The CCC (CTN222) is a prospective multicentre study recruiting co

The CCC (CTN222) is a prospective multicentre study recruiting coinfected patients from existing

HIV clinic populations at 16 centres across five Canadian provinces (Fig. 1). The cohort was initiated in 2003 in Montreal, Quebec, and then was expanded to other urban and semi-urban centres in 2007. As of October 2010, 955 patients were enrolled. Details on the cohort PD-1 antibody design and protocol are reported elsewhere [9]. Eligible patients were adults aged over 16 years with documented HIV infection [enzyme-linked immunosorbent assay (ELISA) with western blot confirmation] and with chronic HCV infection or evidence of HCV exposure (e.g. HCV-seropositive by ELISA with recombinant immunoblot assay version II (RIBA II) or encoded antigen/enzyme immuno assay (EIA) confirmation, Doxorubicin purchase and/or HCV RNA positive). All potentially eligible patients were invited to participate to avoid selection bias. Patients who initially refused were eligible to enrol in future.
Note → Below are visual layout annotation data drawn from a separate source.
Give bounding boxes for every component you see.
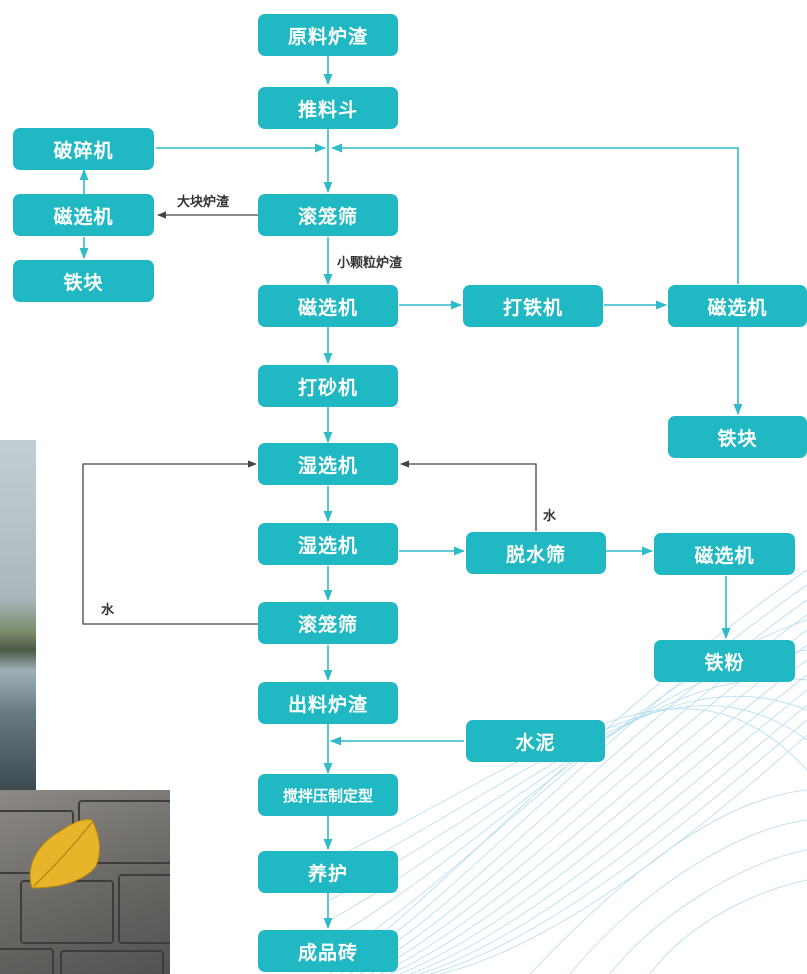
- label-small-slag: 小颗粒炉渣: [337, 256, 403, 271]
- node-iron-powder: 铁粉: [654, 640, 795, 682]
- leaf-icon: [29, 819, 100, 889]
- node-mag-sep-left: 磁选机: [13, 194, 154, 236]
- label-large-slag: 大块炉渣: [177, 195, 230, 210]
- node-mag-sep-right: 磁选机: [668, 285, 807, 327]
- node-sander: 打砂机: [258, 365, 398, 407]
- node-trommel-2: 滚笼筛: [258, 602, 398, 644]
- node-dewater-screen: 脱水筛: [466, 532, 606, 574]
- node-cement: 水泥: [466, 720, 605, 762]
- label-water-right: 水: [543, 509, 557, 524]
- background-photo-lake: [0, 440, 36, 790]
- node-output-slag: 出料炉渣: [258, 682, 398, 724]
- node-trommel-1: 滚笼筛: [258, 194, 398, 236]
- node-raw-slag: 原料炉渣: [258, 14, 398, 56]
- node-wet-sep-1: 湿选机: [258, 443, 398, 485]
- label-water-left: 水: [101, 603, 115, 618]
- node-curing: 养护: [258, 851, 398, 893]
- node-finished-brick: 成品砖: [258, 930, 398, 972]
- node-mag-sep-main: 磁选机: [258, 285, 398, 327]
- node-mag-sep-powder: 磁选机: [654, 533, 795, 575]
- node-iron-block-right: 铁块: [668, 416, 807, 458]
- node-mix-press: 搅拌压制定型: [258, 774, 398, 816]
- node-wet-sep-2: 湿选机: [258, 523, 398, 565]
- node-hopper: 推料斗: [258, 87, 398, 129]
- node-crusher: 破碎机: [13, 128, 154, 170]
- node-iron-beater: 打铁机: [463, 285, 603, 327]
- node-iron-block-left: 铁块: [13, 260, 154, 302]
The study was approved by the community advisory committee of the Canadian Institutes of Health Research (CIHR)-Canadian HIV Trials Network and by all institutional ethics boards of participating centres. Patients received $15 per visit to compensate for out-of-pocket expenses. After providing informed consent, each participant underwent an initial evaluation followed by study visits approximately every 6 months. Sociodemographic, behavioural, medical and treatment data

were collected using a standardized questionnaire in either English or French. Questionnaires were self-completed or completed with the assistance of a research assistant/nurse. Standard instruments were used to measure quality of life (EQ-5D™) [10]. Additionally, charts were abstracted by research personnel to obtain historical data such as nadir CD4 T-cell count, HIV RNA and all prior HIV and HCV treatment histories and diagnoses. Treatment and diagnostic data were updated

by research personnel at each follow-up visit. At baseline and each subsequent visit, laboratory assessments were performed, including complete blood count, serum chemistry, liver profile, Inositol monophosphatase 1 plasma HIV RNA, absolute and relative CD4 lymphocyte counts and plasma HCV RNA. The duration of HCV infection was determined using the date of HCV seroconversion, if known, or the year of first injecting drug use (IDU) or blood product exposure as a proxy of HCV infection [11]. ART was defined as taking at least three antiretrovirals concurrently. AIDS diagnoses were defined according to the Centers for Disease Control and Prevention classification (e.g. not by CD4 cell criteria alone) [12]. The aspartate aminotransferase (AST) to platelet ratio index (APRI) was used as a noninvasive surrogate for liver fibrosis and defined as: 100 × (AST/upper limit of normal)/platelet count (109/L) [13, 14]. An APRI score > 1.5 was considered to indicate significant fibrosis (corresponding to a biopsy score > F2) [14].